The terminal building smelled of disinfectant. A woman in blue overalls drifted across the glaring floor, the circular pads of her polishing machine humming as she swung it gently back and forth across the black and brown translucent pebbles trapped in cheap white marble. Still stoned, Bridget lost herself in the flakes of colour as if they were the flint and quartz stars of a white sky.

‘What are you staring at?’ snapped Nicholas.

‘This floor is something else,’ said Bridget.

At passport control she could not find her passport but Nicholas refused to start a scene just when they were about to meet Eleanor.

‘Rather eccentrically, in this airport one crosses the main lobby before collecting one’s luggage,’ said Nicholas. ‘That’s probably where Eleanor will be waiting for us.’

‘Wow!’ said Bridget. ‘If I was a smuggler,’ she paused, hoping Nicholas might challenge her, ‘this would be my dream airport. I mean, there’s this whole lobby where you could slip someone your hand luggage, full of goodies, and then go and fetch your legal luggage for Customs.’

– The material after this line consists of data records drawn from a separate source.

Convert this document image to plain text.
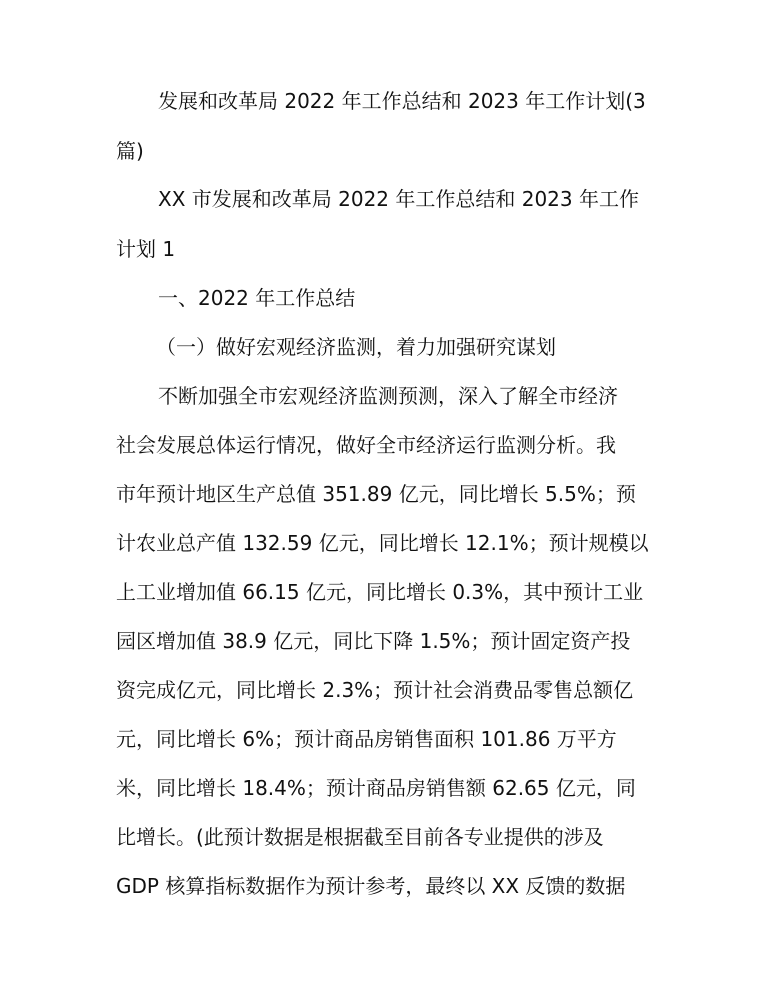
发展和改革局 2022 年工作总结和 2023 年工作计划(3
篇)
XX 市发展和改革局 2022 年工作总结和 2023 年工作
计划 1
一、2022 年工作总结
（一）做好宏观经济监测，着力加强研究谋划
不断加强全市宏观经济监测预测，深入了解全市经济
社会发展总体运行情况，做好全市经济运行监测分析。我
市年预计地区生产总值 351.89 亿元，同比增长 5.5%；预
计农业总产值 132.59 亿元，同比增长 12.1%；预计规模以
上工业增加值 66.15 亿元，同比增长 0.3%，其中预计工业
园区增加值 38.9 亿元，同比下降 1.5%；预计固定资产投
资完成亿元，同比增长 2.3%；预计社会消费品零售总额亿
元，同比增长 6%；预计商品房销售面积 101.86 万平方
米，同比增长 18.4%；预计商品房销售额 62.65 亿元，同
比增长。(此预计数据是根据截至目前各专业提供的涉及
GDP 核算指标数据作为预计参考，最终以 XX 反馈的数据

‘That’s what I admire about you,’ said Nicholas, ‘your creative thinking. You might have had a brilliant career in advertising; although I think as far as smuggling goes the Marseilles authorities have more pressing problems to wrestle with than any “goodies” you might import in your handbag. I don’t know if you’re aware of it but…’

Bridget had stopped listening. Nicholas was being a wanker again. He always got like this when he was uptight; in fact he was like this all the time except when he was in bed, or with people he wanted to charm. Lagging behind, she stuck her tongue out at him. Nyah, nyah, nyah … boring, boring, boring.